For the year, net income fell 30 percent to $67.92 million from $96.65 million in 2019.
EBITDA was $156 million. Adjusted EBITDA was $258 million, down 24 percent compared to the prior year. EBITDA margin on a reported basis declined to 7.4 percent of revenue. Adjusted EBITDA margin decreased 120 basis points to 12.3 percent.
Operating income was $124 million. On an adjusted basis, operating income was $229 million. Operating margin on a reported basis declined to 5.9 percent of revenue. Adjusted operating margin decreased 140 basis points year-over-year to 10.9 percent of revenue.

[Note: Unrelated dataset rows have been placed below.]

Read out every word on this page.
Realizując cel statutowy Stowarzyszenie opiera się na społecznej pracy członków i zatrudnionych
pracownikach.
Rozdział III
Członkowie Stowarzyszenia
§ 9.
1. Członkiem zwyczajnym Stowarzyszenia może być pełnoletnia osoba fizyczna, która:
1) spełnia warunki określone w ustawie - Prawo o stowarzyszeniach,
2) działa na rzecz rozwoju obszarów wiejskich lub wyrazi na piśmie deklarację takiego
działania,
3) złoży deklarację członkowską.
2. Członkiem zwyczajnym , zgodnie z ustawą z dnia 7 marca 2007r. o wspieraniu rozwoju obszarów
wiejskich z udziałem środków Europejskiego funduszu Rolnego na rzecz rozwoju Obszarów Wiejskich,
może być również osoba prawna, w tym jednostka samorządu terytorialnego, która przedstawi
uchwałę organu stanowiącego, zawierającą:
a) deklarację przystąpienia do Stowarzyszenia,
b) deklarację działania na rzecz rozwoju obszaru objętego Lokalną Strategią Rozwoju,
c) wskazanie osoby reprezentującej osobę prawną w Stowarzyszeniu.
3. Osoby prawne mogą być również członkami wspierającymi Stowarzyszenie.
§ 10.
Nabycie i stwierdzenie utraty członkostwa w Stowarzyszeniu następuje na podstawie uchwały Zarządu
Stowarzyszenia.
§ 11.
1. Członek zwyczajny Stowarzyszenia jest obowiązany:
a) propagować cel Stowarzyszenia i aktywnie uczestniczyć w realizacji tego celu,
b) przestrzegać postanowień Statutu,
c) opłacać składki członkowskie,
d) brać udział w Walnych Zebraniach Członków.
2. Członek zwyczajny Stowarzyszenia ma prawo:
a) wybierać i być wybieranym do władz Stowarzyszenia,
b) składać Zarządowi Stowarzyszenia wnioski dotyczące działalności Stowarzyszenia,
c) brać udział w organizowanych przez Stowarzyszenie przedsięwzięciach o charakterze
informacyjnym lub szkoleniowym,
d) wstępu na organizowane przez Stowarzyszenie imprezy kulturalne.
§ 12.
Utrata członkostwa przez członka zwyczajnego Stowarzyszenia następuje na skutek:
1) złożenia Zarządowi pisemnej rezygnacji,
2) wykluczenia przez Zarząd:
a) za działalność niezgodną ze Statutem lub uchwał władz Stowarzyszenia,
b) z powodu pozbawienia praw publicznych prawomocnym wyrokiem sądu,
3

CEO’s Take: Scott Baxter, president and CEO, said: “We finished 2020 with great momentum, a testament to our teams’ unwavering focus on execution throughout this unprecedented year…We are winning in the marketplace by expanding existing leadership positions and extending our reach to new consumers. Our strong fourth quarter performance is also a result of the strategic measures we’ve taken over the last two years, allowing us to not only navigate near-term challenges, but also position the company for success in 2021 and beyond. Focused investments in brand-enhancing initiatives, technology and talent are setting the stage for an exciting next phase of our journey in which we expect accelerating long-term sustainable growth.”